Playing What Remains of Edith Finch

Jerry Qu
Game Design Fundamentals
2 min readMay 7, 2020

The rush of the waters of the Puget Sound fill your ears when you first open this game, with the title fading into the background as if they were clouds. You look around, and you see a ship, and you see the islands nearby. You wonder what there is to do, waiting for something to happen, when you look down. You open the book sitting on your lap, and your voice, a young girl’s voice, starts speaking, and so begins the journey into the memory the words hold.

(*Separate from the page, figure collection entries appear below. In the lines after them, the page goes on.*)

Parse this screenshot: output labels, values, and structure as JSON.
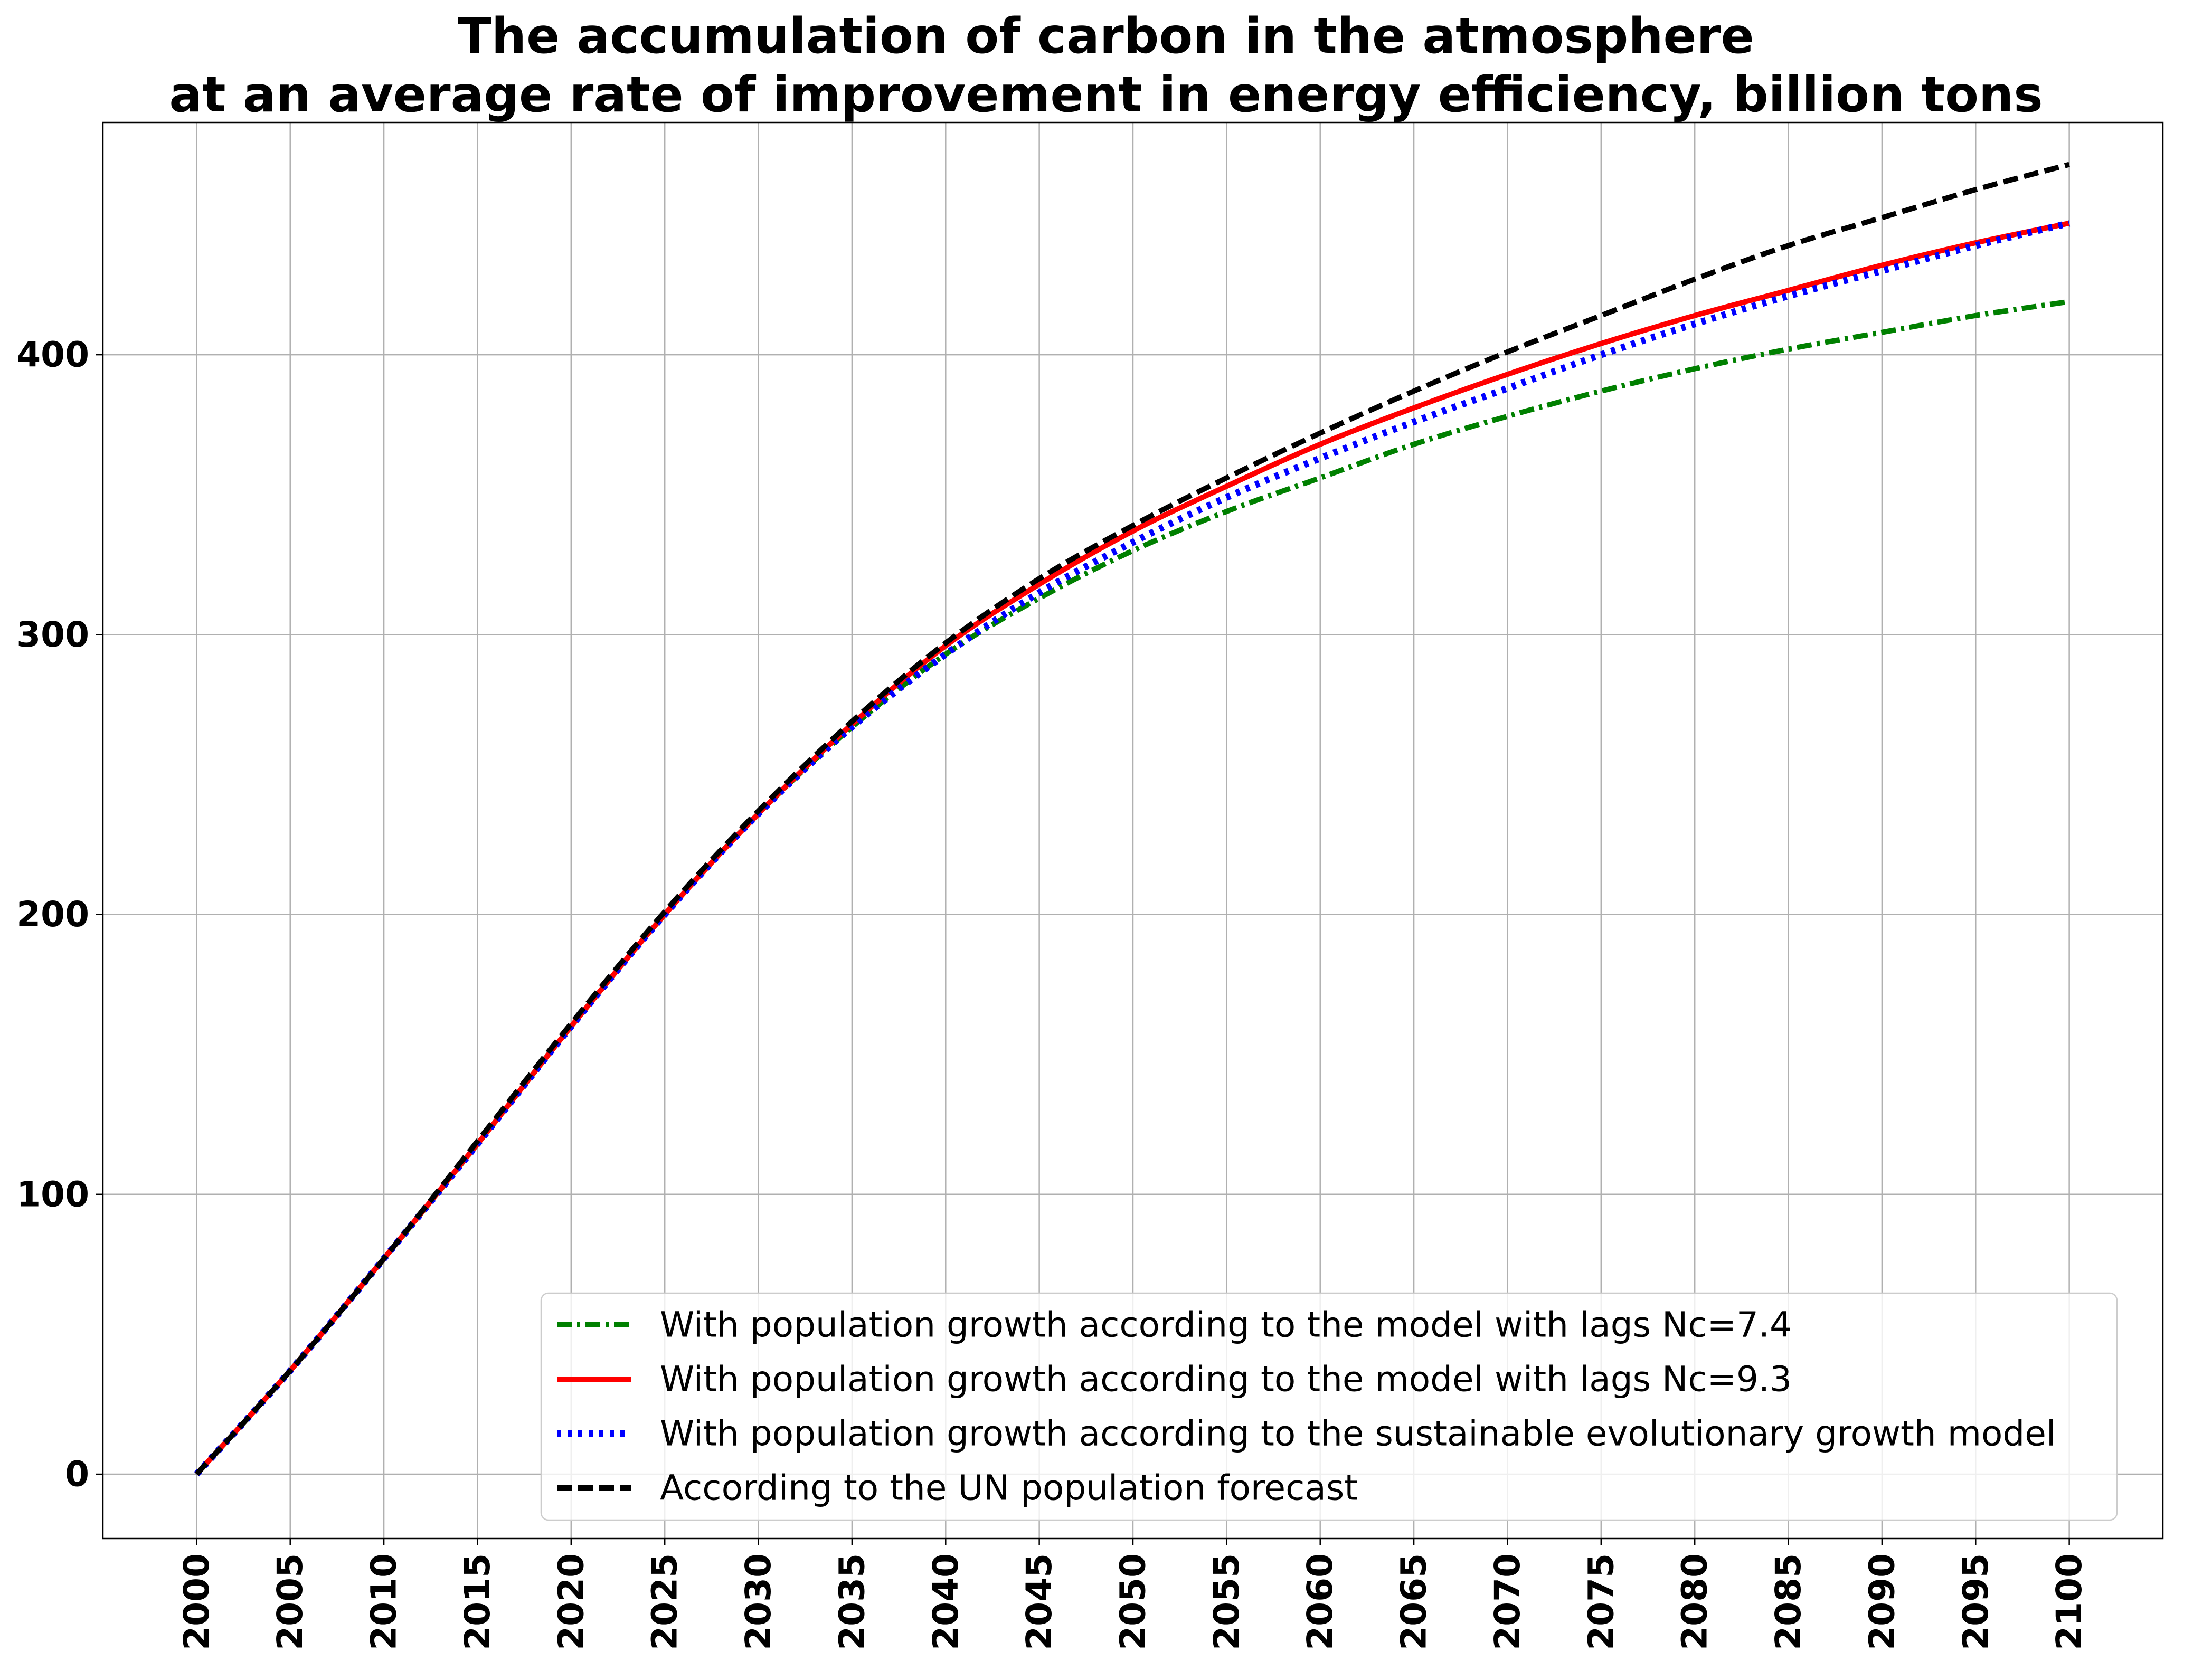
{
  "chart_data": {
    "type": "line",
    "title": "The accumulation of carbon in the atmosphere\nat an average rate of improvement in energy efficiency, billion tons",
    "title_lines": [
      "The accumulation of carbon in the atmosphere",
      "at an average rate of improvement in energy efficiency, billion tons"
    ],
    "xlabel": "",
    "ylabel": "",
    "xlim": [
      1995,
      2105
    ],
    "ylim": [
      -23,
      483
    ],
    "grid": true,
    "legend_position": "lower-right",
    "x_ticks": [
      2000,
      2005,
      2010,
      2015,
      2020,
      2025,
      2030,
      2035,
      2040,
      2045,
      2050,
      2055,
      2060,
      2065,
      2070,
      2075,
      2080,
      2085,
      2090,
      2095,
      2100
    ],
    "y_ticks": [
      0,
      100,
      200,
      300,
      400
    ],
    "x": [
      2000,
      2005,
      2010,
      2015,
      2020,
      2025,
      2030,
      2035,
      2040,
      2045,
      2050,
      2055,
      2060,
      2065,
      2070,
      2075,
      2080,
      2085,
      2090,
      2095,
      2100
    ],
    "series": [
      {
        "name": "With population growth according to the model with lags Nc=7.4",
        "color": "#008000",
        "style": "dashdot",
        "values": [
          0,
          37,
          77,
          118,
          160,
          200,
          236,
          267,
          293,
          313,
          330,
          344,
          356,
          368,
          378,
          387,
          395,
          402,
          408,
          414,
          419
        ]
      },
      {
        "name": "With population growth according to the model with lags Nc=9.3",
        "color": "#ff0000",
        "style": "solid",
        "values": [
          0,
          37,
          77,
          118,
          160,
          200,
          236,
          268,
          296,
          318,
          337,
          353,
          368,
          381,
          393,
          404,
          414,
          423,
          432,
          440,
          447
        ]
      },
      {
        "name": "With population growth according to the sustainable evolutionary growth model",
        "color": "#0000ff",
        "style": "dotted",
        "values": [
          0,
          37,
          77,
          118,
          160,
          200,
          236,
          267,
          293,
          315,
          333,
          349,
          363,
          376,
          388,
          400,
          411,
          421,
          430,
          439,
          447
        ]
      },
      {
        "name": "According to the UN population forecast",
        "color": "#000000",
        "style": "dashed",
        "values": [
          0,
          37,
          77,
          119,
          161,
          201,
          237,
          269,
          297,
          320,
          339,
          356,
          372,
          387,
          401,
          414,
          427,
          439,
          449,
          459,
          468
        ]
      }
    ]
  }
}
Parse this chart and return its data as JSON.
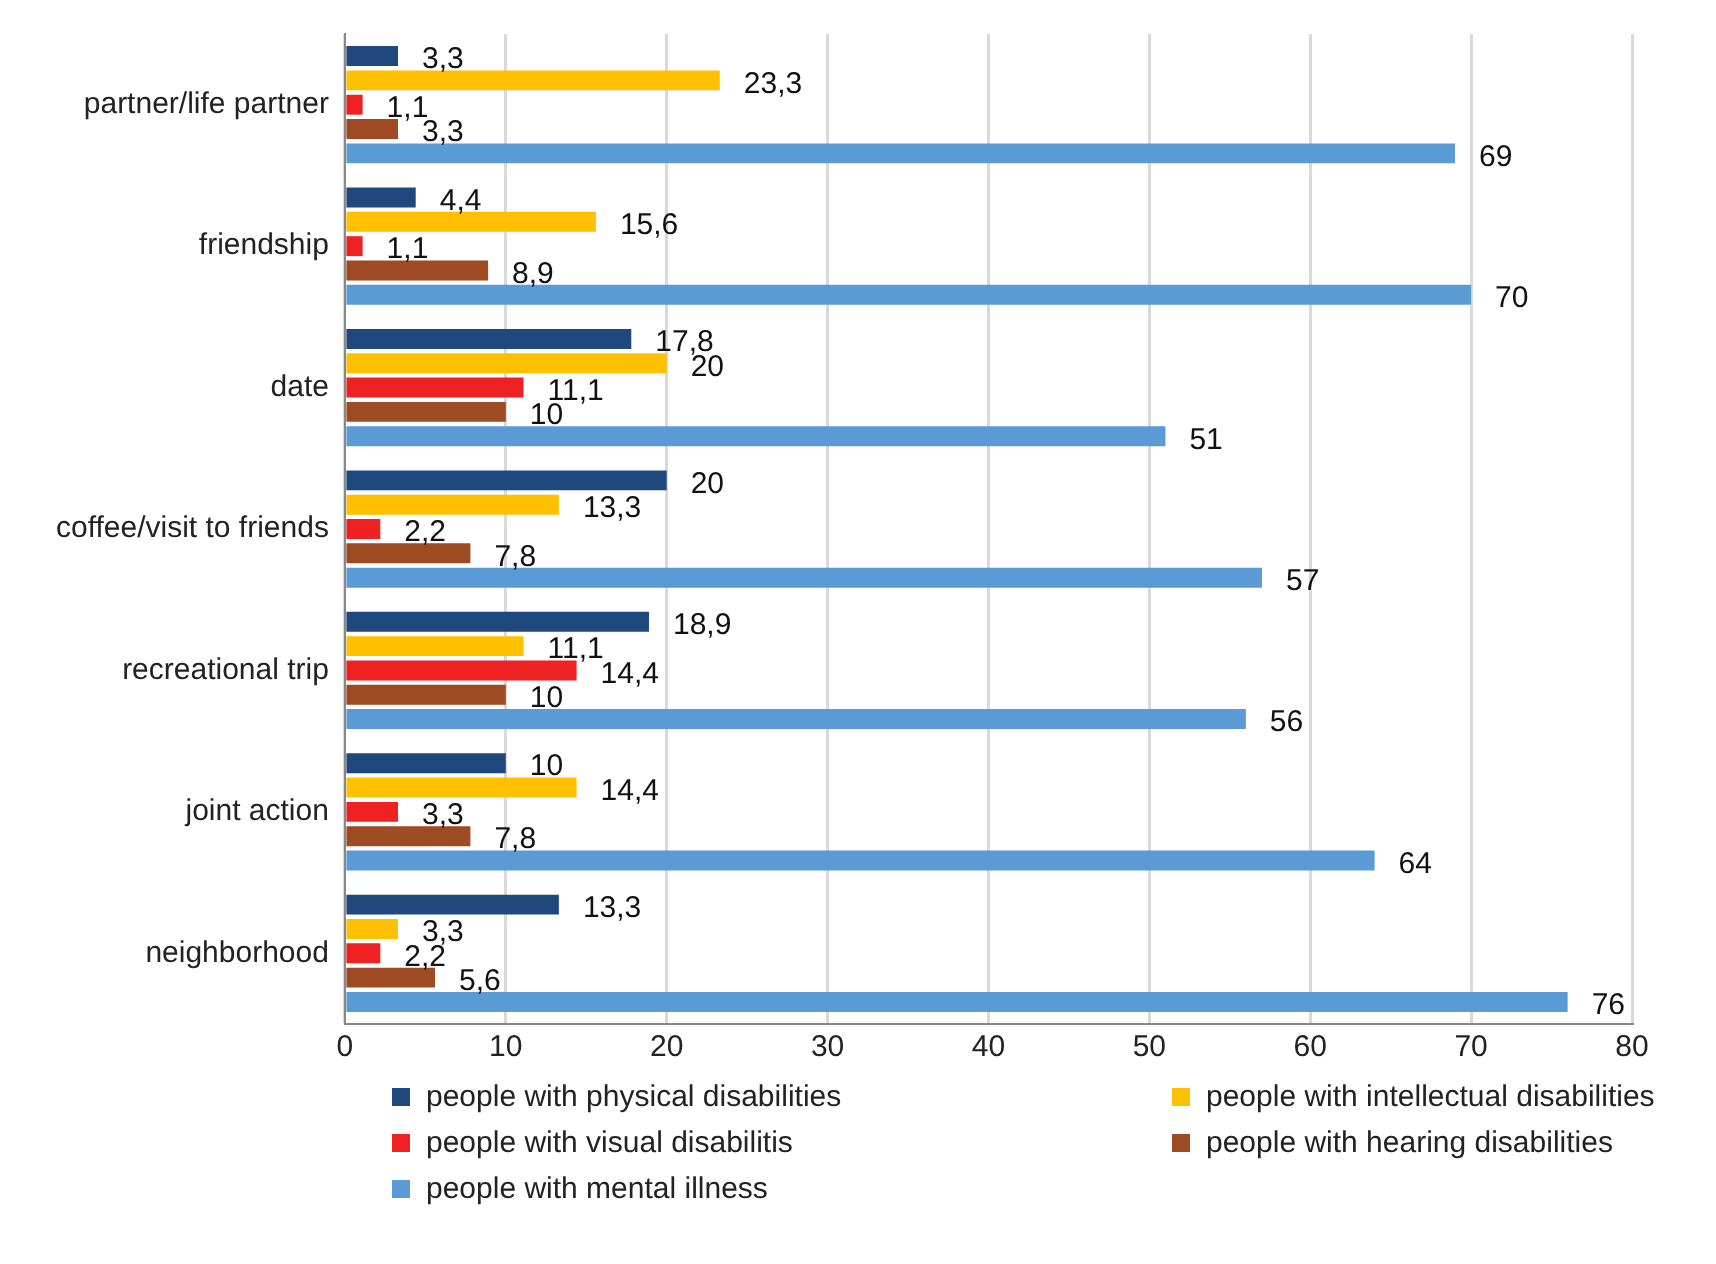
{
  "chart_data": {
    "type": "bar",
    "orientation": "horizontal",
    "categories": [
      "partner/life partner",
      "friendship",
      "date",
      "coffee/visit to friends",
      "recreational trip",
      "joint action",
      "neighborhood"
    ],
    "series": [
      {
        "name": "people with physical disabilities",
        "color": "#1f497d",
        "values": [
          3.3,
          4.4,
          17.8,
          20,
          18.9,
          10,
          13.3
        ],
        "value_labels": [
          "3,3",
          "4,4",
          "17,8",
          "20",
          "18,9",
          "10",
          "13,3"
        ]
      },
      {
        "name": "people with intellectual disabilities",
        "color": "#ffc000",
        "values": [
          23.3,
          15.6,
          20,
          13.3,
          11.1,
          14.4,
          3.3
        ],
        "value_labels": [
          "23,3",
          "15,6",
          "20",
          "13,3",
          "11,1",
          "14,4",
          "3,3"
        ]
      },
      {
        "name": "people with visual disabilitis",
        "color": "#ee2222",
        "values": [
          1.1,
          1.1,
          11.1,
          2.2,
          14.4,
          3.3,
          2.2
        ],
        "value_labels": [
          "1,1",
          "1,1",
          "11,1",
          "2,2",
          "14,4",
          "3,3",
          "2,2"
        ]
      },
      {
        "name": "people with hearing disabilities",
        "color": "#9e4a22",
        "values": [
          3.3,
          8.9,
          10,
          7.8,
          10,
          7.8,
          5.6
        ],
        "value_labels": [
          "3,3",
          "8,9",
          "10",
          "7,8",
          "10",
          "7,8",
          "5,6"
        ]
      },
      {
        "name": "people with mental illness",
        "color": "#5b9bd5",
        "values": [
          69,
          70,
          51,
          57,
          56,
          64,
          76
        ],
        "value_labels": [
          "69",
          "70",
          "51",
          "57",
          "56",
          "64",
          "76"
        ]
      }
    ],
    "xlim": [
      0,
      80
    ],
    "xticks": [
      0,
      10,
      20,
      30,
      40,
      50,
      60,
      70,
      80
    ],
    "grid": "x",
    "legend": "bottom"
  }
}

That describes the experience of playing this game. There is no interface to speak of, only little white dots letting you know what can be interacted with. There is nothing telling you how to move (they assume you know to use the WASD keys) nor nothing else. You only look in front of you, and keep moving. Waiting for the next white dot telling you there’s something to be found there. The game, despite seeming like an open world exploration, somehow makes that an illusion, and takes you across a set path the designers have long ago decided on. As you play the game, you experience the story bit by bit, one dead family member at a time.

In this game, it is the sounds that fill your ears and the uniquely eerie atmosphere that draws you in. There is always little nuggets of information that start to get revealed to you — that something happened one fateful night, that you were left a key, that some long lost relative held a secret, that brings you to investigate further. With each step, you find out a little more about the mystery of Edith Finch and her family.